Andrew Irwin is a professionally trained opera singer who has been working with prestigious opera companies across the UK and Europe. Here he tells The Impartial Reporter about his background in music, the most unusual venue he has performed at and his favourite moment as a performer so far.

What is your background in music and performance?

As a child, I sang in Derrygonnelly Primary School Choir and Rossorry Parish Church Choir. I stepped out of both choirs at concerts and services to sing solos. From a very young age, it was clear to me that I wanted to be a singer. Having tried out all types of music possible in the local area, including pop/rock bands and musicals, I decided I wanted to pursue a career in the ‘classical’ style of singing.

How would you describe yourself as a performer?

I like to consider myself a very generous, energetic performer. I give everything I have on the stage every time that I am there.

What genre/genres of music do you perform?

I perform in large scale opera productions, concert hall performances of oratorio, as well as solo concerts and recitals including everything from classical song cycles, folk song arrangements and lighter traditional songs/parlour songs and ballads. In my job, I sing music that as written anywhere between the 1600s and 2020, in English, German, Italian, French, Russian and Czech (so far).

What is your favourite piece of music/song to perform and why?

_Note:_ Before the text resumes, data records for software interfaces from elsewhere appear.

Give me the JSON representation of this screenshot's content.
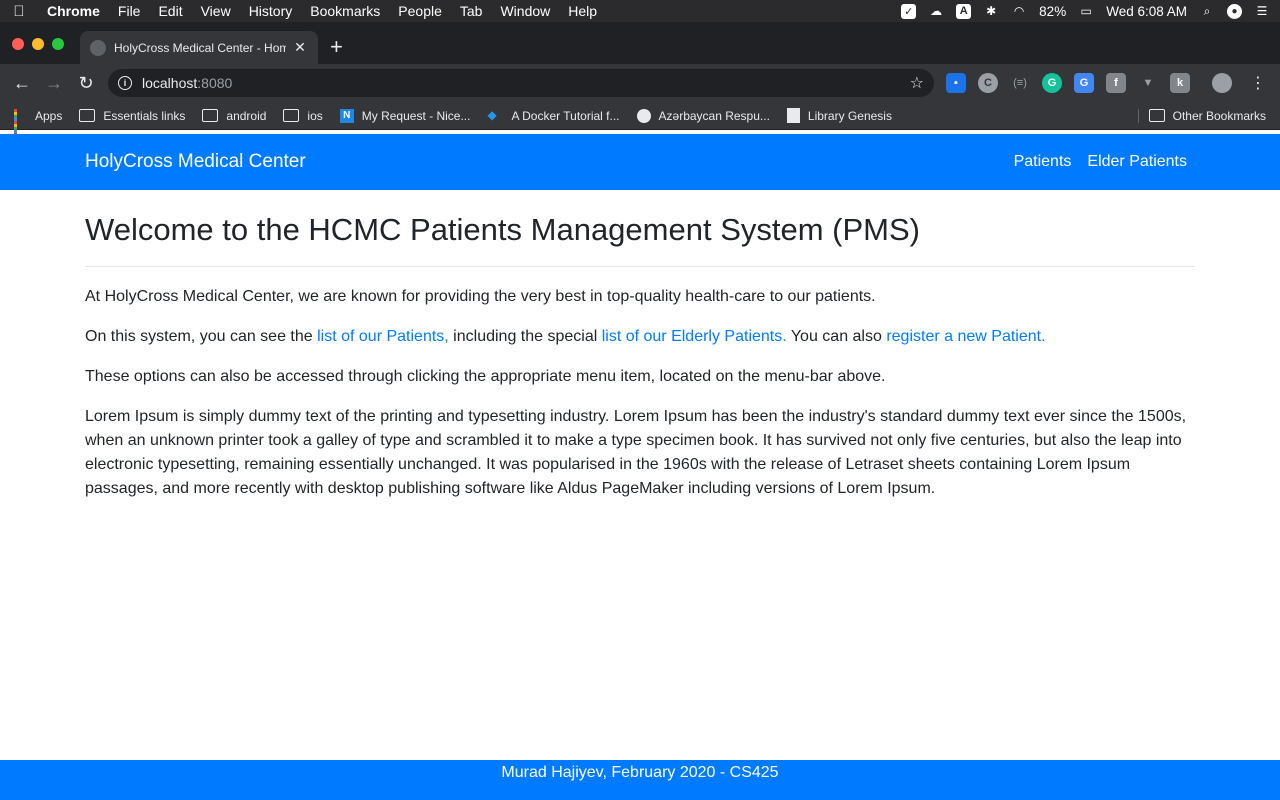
{
  "menubar": {
    "app": "Chrome",
    "items": [
      "File",
      "Edit",
      "View",
      "History",
      "Bookmarks",
      "People",
      "Tab",
      "Window",
      "Help"
    ],
    "battery": "82%",
    "clock": "Wed 6:08 AM"
  },
  "browser": {
    "tab_title": "HolyCross Medical Center - Home",
    "url_host": "localhost",
    "url_port": ":8080"
  },
  "bookmarks": {
    "items": [
      "Apps",
      "Essentials links",
      "android",
      "ios",
      "My Request - Nice...",
      "A Docker Tutorial f...",
      "Azərbaycan Respu...",
      "Library Genesis"
    ],
    "other": "Other Bookmarks"
  },
  "site": {
    "brand": "HolyCross Medical Center",
    "nav": [
      "Patients",
      "Elder Patients"
    ],
    "heading": "Welcome to the HCMC Patients Management System (PMS)",
    "p1": "At HolyCross Medical Center, we are known for providing the very best in top-quality health-care to our patients.",
    "p2_a": "On this system, you can see the ",
    "p2_link1": "list of our Patients,",
    "p2_b": " including the special ",
    "p2_link2": "list of our Elderly Patients.",
    "p2_c": " You can also ",
    "p2_link3": "register a new Patient.",
    "p3": "These options can also be accessed through clicking the appropriate menu item, located on the menu-bar above.",
    "p4": "Lorem Ipsum is simply dummy text of the printing and typesetting industry. Lorem Ipsum has been the industry's standard dummy text ever since the 1500s, when an unknown printer took a galley of type and scrambled it to make a type specimen book. It has survived not only five centuries, but also the leap into electronic typesetting, remaining essentially unchanged. It was popularised in the 1960s with the release of Letraset sheets containing Lorem Ipsum passages, and more recently with desktop publishing software like Aldus PageMaker including versions of Lorem Ipsum.",
    "footer": "Murad Hajiyev, February 2020 - CS425"
  },
  "colors": {
    "primary": "#007bff",
    "text": "#212529"
  }
}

Difficult question! There is a song “An die Musik” by Franz Schubert that is currently particularly resonant, describing the effect of music as an art form on the soul. The song goes on to thank the art for making the world a better place.

“Oh Danny Boy” is my favourite local song, as it reminds me of home. It is a beautiful melody and very touching words.

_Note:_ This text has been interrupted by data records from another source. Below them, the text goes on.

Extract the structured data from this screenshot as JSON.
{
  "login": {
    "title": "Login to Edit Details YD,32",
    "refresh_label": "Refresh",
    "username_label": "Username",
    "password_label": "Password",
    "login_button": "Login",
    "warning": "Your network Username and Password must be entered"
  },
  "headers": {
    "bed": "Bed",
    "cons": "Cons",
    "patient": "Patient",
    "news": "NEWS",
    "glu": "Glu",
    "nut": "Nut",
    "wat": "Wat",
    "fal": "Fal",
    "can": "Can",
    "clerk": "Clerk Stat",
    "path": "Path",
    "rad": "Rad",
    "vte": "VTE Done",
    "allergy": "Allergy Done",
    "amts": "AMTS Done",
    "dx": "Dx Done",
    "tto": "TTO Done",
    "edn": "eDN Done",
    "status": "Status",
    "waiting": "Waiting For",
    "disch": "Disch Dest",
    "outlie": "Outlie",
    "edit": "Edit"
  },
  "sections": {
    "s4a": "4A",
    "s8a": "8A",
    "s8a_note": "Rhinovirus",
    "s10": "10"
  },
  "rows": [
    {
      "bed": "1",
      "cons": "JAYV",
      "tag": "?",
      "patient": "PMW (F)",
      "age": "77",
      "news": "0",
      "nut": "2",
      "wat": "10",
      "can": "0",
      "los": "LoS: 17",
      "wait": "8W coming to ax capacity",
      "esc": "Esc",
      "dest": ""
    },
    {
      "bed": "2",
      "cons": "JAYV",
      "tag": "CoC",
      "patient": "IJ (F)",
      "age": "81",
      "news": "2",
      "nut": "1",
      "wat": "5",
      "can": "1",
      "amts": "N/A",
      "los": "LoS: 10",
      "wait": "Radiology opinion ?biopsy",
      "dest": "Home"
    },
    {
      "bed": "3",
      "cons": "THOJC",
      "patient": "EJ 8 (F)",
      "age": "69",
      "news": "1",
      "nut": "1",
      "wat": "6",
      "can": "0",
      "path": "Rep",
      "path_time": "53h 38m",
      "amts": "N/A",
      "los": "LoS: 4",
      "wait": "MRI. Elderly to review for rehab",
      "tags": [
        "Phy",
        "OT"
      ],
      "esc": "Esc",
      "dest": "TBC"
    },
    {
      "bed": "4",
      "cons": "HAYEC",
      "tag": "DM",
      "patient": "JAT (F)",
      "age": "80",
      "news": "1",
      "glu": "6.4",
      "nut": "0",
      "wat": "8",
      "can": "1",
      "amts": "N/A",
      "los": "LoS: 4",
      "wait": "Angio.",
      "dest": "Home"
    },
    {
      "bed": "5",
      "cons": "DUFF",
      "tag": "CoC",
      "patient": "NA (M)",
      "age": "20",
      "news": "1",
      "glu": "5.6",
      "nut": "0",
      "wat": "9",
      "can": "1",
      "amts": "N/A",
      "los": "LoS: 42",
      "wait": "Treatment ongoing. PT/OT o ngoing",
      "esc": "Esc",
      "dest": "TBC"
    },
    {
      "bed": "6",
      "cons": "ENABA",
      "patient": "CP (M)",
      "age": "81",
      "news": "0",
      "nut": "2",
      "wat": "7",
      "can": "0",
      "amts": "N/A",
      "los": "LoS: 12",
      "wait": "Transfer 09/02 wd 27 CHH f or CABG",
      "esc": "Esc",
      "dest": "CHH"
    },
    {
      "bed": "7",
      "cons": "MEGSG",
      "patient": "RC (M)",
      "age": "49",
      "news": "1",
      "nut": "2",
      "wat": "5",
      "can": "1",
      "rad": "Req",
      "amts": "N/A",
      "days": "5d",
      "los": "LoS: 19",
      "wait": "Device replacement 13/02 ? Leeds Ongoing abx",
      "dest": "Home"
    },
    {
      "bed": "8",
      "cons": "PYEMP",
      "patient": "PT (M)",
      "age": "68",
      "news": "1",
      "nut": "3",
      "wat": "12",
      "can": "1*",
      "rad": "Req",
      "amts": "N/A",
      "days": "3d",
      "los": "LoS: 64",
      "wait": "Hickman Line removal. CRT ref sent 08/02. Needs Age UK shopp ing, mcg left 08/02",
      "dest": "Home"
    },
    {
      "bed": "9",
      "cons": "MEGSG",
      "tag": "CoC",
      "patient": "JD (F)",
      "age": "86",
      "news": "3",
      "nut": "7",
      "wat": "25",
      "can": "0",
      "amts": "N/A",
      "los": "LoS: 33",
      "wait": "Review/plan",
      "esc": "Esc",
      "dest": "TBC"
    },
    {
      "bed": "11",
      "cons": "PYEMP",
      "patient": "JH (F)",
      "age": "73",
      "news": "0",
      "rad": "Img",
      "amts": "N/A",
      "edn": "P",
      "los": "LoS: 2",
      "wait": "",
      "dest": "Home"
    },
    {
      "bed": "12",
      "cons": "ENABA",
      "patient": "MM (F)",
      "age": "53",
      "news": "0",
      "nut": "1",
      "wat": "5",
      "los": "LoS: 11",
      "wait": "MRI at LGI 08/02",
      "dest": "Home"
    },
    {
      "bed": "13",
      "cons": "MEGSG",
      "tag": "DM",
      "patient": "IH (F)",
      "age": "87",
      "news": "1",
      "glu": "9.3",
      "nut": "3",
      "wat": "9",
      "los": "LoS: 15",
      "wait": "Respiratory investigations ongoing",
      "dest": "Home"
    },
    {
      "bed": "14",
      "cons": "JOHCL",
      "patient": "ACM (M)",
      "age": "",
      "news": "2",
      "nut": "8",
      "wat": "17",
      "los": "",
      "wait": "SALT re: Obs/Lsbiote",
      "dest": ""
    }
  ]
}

How long have you been performing and where do you perform?

I have been performing since I was seven or eight years old, but have made a living purely from performance for two years. I can be found in an opera house, concert hall or church primarily. I however have the privilege of working periodically for the Lost Chord Dementia Charity based in Sheffield, singing in dementia care homes across England and Wales.

What has been your favourite performance/concert to date?

I was honoured to make my debut for Welsh National Opera, singing Amelia’s Servant in “Un Ballo in Maschera” by Guiseppe Verdi. The run started in Wales Millenium Centre, playing to a crowd of nearly 2000 people. We then toured the show across the UK.

At the same time, I was understudying the role ‘Cecil’ in “Roberto Devereux” by Gaetano Donizetti. The person playing the role got ill, and I went on stage in Plymouth.

During my opening scene, I shared the stage with the Welsh National Opera Chorus. Hearing them singing behind me made the hairs stand on the back of my neck.

Who or what are your major influences?

Local influences included Johnston Erwin, who I sang beside in Rossorry Parish Church Choir, and Gillian Rutherford, a former teacher of mine and constant source of support from a very young age.

Influences further afield include the Irish tenor John McCormack and the Italian tenor Luciano Pavarotti. My singing teachers along the way- Helen Francis, Adrian Thompson, and KS Professor Roland Schubert- deserve a special mention for their guidance since I was 16.

Do you write your own music?

My creativity doesn’t stretch that far, I’m afraid.

I have however worked alongside a lot of composers, singing in the premiere of new works.

What would be your dream concert/performance?

I would love to make an appearance at the Royal Opera House in Covent Garden, London. Another dream is the Metropolitan Opera in New York.

However, to satisfy my personal dream to work more often closer to home, more performances “locally”, for example with NI Opera and Irish National Opera would be brilliant.

What are your hopes/aspirations as a performer?

To get the opportunity to bring music to as many people as possible. Music is an opportunity to escape, and being able to offer that is a special privilege.

Do you always perform solo or do you also perform with a choir/group?

Generally as a soloist: my various jobs could include anything between me along with a partner providing accompaniment, or acting as a soloist in a production including hundreds of people.

What has been your overall best moment as a performer so far?

Regardless of venue size, I love performing at home. It was a special moment for me to perform Franz Schubert’s “Die Schöne Müllerin” or “The Lovely Miller Maid” in the Ardhowen Theatre in April 2018. I performed with Laryngitis, which I would never have done anywhere else in the world or for more money, but bringing this music to an audience of that size in Fermanagh felt more important than me. It was an emotional evening.

What is the most unusual venue you have performed at?

I once performed an opera variety event in a skatepark! I sang to an audience of BrewDog beer drinkers and Barbecue eaters. They are my kind of people!

What’s the best thing about performing?

Performing makes me feel alive. Performing takes me out of reality and the worries that accumulate therein. In that moment, it’s me and the music. When the audience give an extra special reaction to a performance, there is no better feeling than bowing before them and knowing that the years of hard work were all worth it.

I was trained to provide live performance. I have adapted to make more videos in order to ‘remain active’ during this time, but it is not the same. The sound of the orchestra tuning up, the hum of the audience, the performance, the applause: That is what I live for.